If steps are not clear we can have more threads for this discussion.


Your approach sounds good, but as the other poster said, it's hard to tell without seeing the code. Did you write your own async download code? That's really the tricky bit.
 
Don't use threads for async downloads!

Shouldn't be that hard, create an custom class with delegate patterns for downloading on a async image call, or just call the urlconnection a different thread?

Calling NSURLConnection from a different thread is not the way to go.

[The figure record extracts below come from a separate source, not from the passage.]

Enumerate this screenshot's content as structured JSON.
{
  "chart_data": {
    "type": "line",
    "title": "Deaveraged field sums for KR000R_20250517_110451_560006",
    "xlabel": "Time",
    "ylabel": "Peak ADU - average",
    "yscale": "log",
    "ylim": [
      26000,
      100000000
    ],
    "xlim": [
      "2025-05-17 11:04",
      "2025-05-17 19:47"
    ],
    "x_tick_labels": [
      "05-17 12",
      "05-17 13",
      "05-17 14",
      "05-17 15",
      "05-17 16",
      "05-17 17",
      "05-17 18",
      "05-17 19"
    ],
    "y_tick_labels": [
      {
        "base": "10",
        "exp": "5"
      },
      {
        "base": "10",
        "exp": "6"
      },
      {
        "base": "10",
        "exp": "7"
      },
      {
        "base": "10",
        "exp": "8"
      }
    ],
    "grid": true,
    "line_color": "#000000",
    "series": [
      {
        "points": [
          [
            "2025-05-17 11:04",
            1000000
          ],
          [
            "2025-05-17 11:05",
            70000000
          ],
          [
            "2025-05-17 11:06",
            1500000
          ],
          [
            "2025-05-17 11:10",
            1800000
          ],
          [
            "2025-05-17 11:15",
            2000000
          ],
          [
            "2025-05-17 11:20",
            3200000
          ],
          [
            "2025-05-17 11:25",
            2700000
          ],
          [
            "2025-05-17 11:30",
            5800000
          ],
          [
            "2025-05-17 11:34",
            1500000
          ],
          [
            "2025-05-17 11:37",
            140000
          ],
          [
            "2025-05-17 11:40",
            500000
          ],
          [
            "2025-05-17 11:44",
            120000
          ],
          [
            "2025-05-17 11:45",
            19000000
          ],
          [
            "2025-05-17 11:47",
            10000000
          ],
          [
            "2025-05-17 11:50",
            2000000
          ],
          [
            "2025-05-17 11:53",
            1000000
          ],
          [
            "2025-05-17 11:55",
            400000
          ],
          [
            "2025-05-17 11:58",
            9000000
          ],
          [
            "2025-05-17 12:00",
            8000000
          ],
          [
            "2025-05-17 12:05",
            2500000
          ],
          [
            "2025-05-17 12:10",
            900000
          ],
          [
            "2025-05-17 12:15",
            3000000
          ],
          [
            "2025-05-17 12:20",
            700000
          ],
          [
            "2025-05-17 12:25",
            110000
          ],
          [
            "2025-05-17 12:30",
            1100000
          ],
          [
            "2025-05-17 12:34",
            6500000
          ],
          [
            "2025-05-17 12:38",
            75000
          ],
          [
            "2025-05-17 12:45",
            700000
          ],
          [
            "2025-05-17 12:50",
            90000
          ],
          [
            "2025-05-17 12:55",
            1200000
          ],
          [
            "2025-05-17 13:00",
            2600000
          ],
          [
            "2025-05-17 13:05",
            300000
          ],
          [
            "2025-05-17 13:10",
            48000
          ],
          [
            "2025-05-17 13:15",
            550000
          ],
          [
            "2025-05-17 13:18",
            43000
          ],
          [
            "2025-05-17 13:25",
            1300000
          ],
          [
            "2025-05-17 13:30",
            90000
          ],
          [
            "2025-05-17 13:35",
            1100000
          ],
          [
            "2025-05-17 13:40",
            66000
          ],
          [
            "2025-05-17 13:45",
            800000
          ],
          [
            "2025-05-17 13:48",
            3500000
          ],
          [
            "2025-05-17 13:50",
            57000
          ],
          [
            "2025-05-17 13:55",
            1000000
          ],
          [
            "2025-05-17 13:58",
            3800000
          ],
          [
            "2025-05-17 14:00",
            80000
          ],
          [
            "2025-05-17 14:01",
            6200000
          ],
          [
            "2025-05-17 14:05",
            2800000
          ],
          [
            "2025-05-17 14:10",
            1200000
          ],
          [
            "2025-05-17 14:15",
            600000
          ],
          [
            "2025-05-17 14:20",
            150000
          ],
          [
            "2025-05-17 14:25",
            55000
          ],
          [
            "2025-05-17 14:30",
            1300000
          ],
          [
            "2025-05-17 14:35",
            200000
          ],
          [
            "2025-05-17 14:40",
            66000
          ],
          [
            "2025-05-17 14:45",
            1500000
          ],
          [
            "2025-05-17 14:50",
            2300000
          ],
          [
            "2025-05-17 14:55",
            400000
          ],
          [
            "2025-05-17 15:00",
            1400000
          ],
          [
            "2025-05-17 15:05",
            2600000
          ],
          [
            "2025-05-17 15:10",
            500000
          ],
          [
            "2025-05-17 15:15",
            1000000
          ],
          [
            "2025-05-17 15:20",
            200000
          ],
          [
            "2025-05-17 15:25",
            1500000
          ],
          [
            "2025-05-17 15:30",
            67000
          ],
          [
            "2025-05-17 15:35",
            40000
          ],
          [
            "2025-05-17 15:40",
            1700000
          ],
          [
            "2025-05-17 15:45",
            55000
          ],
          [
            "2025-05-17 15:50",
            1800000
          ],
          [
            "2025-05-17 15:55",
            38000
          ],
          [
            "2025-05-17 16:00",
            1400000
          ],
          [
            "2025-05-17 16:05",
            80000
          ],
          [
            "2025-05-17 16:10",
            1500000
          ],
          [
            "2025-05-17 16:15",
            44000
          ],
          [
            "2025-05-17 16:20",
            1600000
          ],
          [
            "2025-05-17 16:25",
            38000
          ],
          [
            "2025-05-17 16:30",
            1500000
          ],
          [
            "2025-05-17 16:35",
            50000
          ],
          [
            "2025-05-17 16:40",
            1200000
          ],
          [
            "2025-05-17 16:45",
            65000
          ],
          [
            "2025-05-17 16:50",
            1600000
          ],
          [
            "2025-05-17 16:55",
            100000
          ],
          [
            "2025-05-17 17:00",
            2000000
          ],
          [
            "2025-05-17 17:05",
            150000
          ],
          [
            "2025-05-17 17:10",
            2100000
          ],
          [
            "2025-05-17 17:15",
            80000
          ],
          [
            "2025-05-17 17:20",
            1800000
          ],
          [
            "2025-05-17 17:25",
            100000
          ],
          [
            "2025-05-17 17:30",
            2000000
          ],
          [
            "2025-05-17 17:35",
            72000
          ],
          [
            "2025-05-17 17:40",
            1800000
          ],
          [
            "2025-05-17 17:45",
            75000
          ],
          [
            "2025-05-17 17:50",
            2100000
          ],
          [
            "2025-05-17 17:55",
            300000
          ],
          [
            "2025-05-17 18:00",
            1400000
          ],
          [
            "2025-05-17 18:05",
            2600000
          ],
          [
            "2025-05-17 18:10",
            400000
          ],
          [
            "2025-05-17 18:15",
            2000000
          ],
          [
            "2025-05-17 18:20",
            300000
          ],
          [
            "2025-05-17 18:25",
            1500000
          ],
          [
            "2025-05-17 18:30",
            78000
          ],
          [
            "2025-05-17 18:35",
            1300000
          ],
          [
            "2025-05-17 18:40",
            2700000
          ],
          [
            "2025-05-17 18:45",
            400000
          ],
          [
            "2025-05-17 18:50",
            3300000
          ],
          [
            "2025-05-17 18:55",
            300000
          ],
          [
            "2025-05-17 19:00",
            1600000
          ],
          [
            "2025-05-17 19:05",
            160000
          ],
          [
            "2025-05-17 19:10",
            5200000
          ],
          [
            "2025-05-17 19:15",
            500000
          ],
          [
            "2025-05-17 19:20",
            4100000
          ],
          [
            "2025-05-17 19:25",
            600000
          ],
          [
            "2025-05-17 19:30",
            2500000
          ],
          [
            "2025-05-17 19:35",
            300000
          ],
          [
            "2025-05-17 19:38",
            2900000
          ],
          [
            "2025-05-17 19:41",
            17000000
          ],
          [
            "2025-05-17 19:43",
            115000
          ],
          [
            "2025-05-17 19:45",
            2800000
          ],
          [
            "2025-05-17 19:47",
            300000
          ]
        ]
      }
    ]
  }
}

Threads are expensive for the system to set up and run. They tie up physical memory for the lifetime of your app, and make it more likely that the system will kill you to free up memory when another app is frontmost.

It's worth going to Apple's dev forum and reading posts by an Apple engineer who calls himself Quinn the Eskimo. He has a very long post about the evils of threads that is well worth reading.

NSURLConnection has full support for async operation built in. That async support uses shared system resources that are fine-tuned for efficiency. Use NSURLConnection and let Apple do the heavy lifting for you.

Under iOS 5 there are even new block-based NSURLConnection methods that make it easier to handle an async download without having to write a bunch of delegate methods.
 
Calling NSURLConnection from a different thread is not the way to go. Threads are expensive for the system to set up and run. They tie up physical memory for the lifetime of your app, and make it more likely that the system will kill you to free up memory when another app is frontmost.

It's worth going to Apple's dev forum and reading posts by an Apple engineer who calls himself Quinn the Eskimo. He has a very long post about the evils of threads that is well worth reading.

NSURLConnection has full support for async operation built in. That async support uses shared system resources that are fine-tuned for efficiency. Use NSURLConnection and let Apple do the heavy lifting for you.

Under iOS 5 there are even new block-based NSURLConnection methods that make it easier to handle an async download without having to write a bunch of delegate methods.

You have written it down perfectly. In our apps we use the async methods for support pre iOS5 and for iOS5 We use the block methods which are really handy.
I remember that you always took time to write these long, well written posts on iPhoneDevSDK, welcome here.